According to experts with the increasing technology enhancements, widespread adoption and resulting cost reductions, VR is likely to become the way of doing business in real-estate in the next few years. An example is architect couple, Gautam and Tithi Tiwari, who stated in one of their interviews, that how in spite of being architects, theygot misled while buying an apartment.This led them to start SmartVizX, the duo collaboration with gamer Chandan Singh to combine the gaming technology with visualization tools and VR for real-estate projects.

Likewise, roOomy is a San Fansisco based virtual staging technology company that by drawing from a catalog of more than 100,000 furniture and household items, allows home buyers to upload a picture of a room and virtually decorate it to reflect personal taste with the AR Google Tango camera. On the other hand, the core package from New York headquartered Virtual Xperience that  includes 2-D images, 3-D walkthroughs and a 3-D flythrough video allows VR headset users to access the full walkthrough experience in a under construction property.

The Potential of VR

Indeed, a 2D design even if it is animated doesn’t express a project properly to prospective buyers. Thus, VR promises to take real-estate buying and selling to the next level. Currently, some of the mixed reality providers are Oculus Rift, HTC’s Vive, Google Cardboard, Samsung GEAR VR headset and the Microsoft HoloLens.

Many a times, photos can’t quite do justice to a project and walkthrough is still just seeing the place on a 2D screen of computer or mobile. With virtual reality, buyers can virtually walk through a property at their own pace with definite chance of converting potential buyers into genuine buyers without them actually visiting the place.

Similarly, the remote customers get the benefit of getting a guided tour that points out specifics of a particular property’s amenities or standout features as well as the facility of getting queries answered by the virtual real-estate agent.
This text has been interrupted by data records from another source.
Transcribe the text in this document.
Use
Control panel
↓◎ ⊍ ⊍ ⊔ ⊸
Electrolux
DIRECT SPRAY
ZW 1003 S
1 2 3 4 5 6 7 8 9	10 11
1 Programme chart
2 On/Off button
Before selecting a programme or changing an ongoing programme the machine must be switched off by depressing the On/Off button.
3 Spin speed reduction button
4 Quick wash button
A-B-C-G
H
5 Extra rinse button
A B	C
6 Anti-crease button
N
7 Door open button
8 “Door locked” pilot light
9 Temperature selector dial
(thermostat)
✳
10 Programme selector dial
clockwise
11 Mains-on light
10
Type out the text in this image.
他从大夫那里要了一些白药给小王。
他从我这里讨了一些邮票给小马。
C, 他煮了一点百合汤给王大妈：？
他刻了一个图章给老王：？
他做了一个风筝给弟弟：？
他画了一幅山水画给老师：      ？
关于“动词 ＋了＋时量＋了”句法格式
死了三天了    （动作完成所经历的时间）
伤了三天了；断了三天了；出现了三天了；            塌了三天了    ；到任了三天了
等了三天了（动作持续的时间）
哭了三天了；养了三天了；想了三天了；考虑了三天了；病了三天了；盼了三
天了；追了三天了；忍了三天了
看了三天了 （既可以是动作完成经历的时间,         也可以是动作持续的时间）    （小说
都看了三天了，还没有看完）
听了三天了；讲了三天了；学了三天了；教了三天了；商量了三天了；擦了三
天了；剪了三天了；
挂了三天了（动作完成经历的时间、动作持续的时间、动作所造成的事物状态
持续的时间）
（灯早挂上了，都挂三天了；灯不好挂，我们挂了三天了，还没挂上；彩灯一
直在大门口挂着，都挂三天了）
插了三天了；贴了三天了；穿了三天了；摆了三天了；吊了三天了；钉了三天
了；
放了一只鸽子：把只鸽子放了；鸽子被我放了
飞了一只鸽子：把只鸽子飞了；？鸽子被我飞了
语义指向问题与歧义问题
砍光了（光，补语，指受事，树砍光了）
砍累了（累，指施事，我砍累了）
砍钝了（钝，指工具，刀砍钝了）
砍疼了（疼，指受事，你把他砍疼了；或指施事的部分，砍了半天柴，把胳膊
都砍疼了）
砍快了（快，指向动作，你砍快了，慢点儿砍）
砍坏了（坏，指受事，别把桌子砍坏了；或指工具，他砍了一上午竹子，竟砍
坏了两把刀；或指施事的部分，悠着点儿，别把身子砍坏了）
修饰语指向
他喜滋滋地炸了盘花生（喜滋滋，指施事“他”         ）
While VR can be a great way to entice potential buyers, the technology also helps create a 3D model of what the completed project will look like, so people can walk through it before it’s even built.

VR that comes with a large price tag as of now hopefully will get more economical as it trickles into the mainstream market, making VR a staple of real-estate sector. But, the Jury is still out on the mass adoption of this technology in realty sector. Some developers agree to its efficacy as a sales & marketing tool enhancing experiential and informed purchases. Others feel, the technology is relevant only for high end, luxury buyers, and doesn’t seem to be the way people in the affordable sector will buy their houses. For them, a real walk through and experience of a sample flat will continue to be the method of booking a flat.


The Future Realm

Matterport, a San Francisco company has created a specialized camera to capture 360-degree 3-D scans of rooms, which can then be pieced together into a unified, tourable layout and hosted on Matterport’s website. The company’s working to open its models up to VR as much as possible as it improves the efficiency and cost of its signature product. It is making make every one of its models VR-capable and viewable on devices ranging from the Gear VR to the $15 Google Cardboard, and Google’s adoption of WebVR, which enables the viewing of VR spaces directly in Chrome browsers, without the need to download an app.

In the augmented reality (AR) segment, Pandora Reality technology allows customers to use their smartphones and tablets to examine miniature virtual models of new real-estate projects as if they were positioned on a real-world desk or table in front of them, and they can also use it to project virtual finishes and furnishings into existing spaces to see how they might look.

Goldman Sachs’s report predicts that VR hardware and software makers would start addressing challenges such as “haptics (use of hands), visual display (pixel density, quality), audio (compute power), and tracking (mapping)”. There will be continuous product improvement over the next three to five years in VR, with AR not much further behind now that products such as the HoloLens and the Meta 2 are entering the market.


Augmented Reality Case Study

In collaboration with Skanska USA Commercial Development and digital production agency Studio 216, Microsoft is putting its holographic headset to work for Seattle office tower called 2+U.The actual tower has a scheduled construction completion date of early 2019.

Skanska USA is using the technology to offer potential tenants a look at its high-rise office project, planned for downtown Seattle.Microsoft’s HoloLens augmented reality headset enables customers to go on a multiuser guided holographic tour without yanking them from their current environment. The tour also provides a first-person perspective and a You Are Here-type floating marker so that the tourist knows exactly where he or she is at any given moment.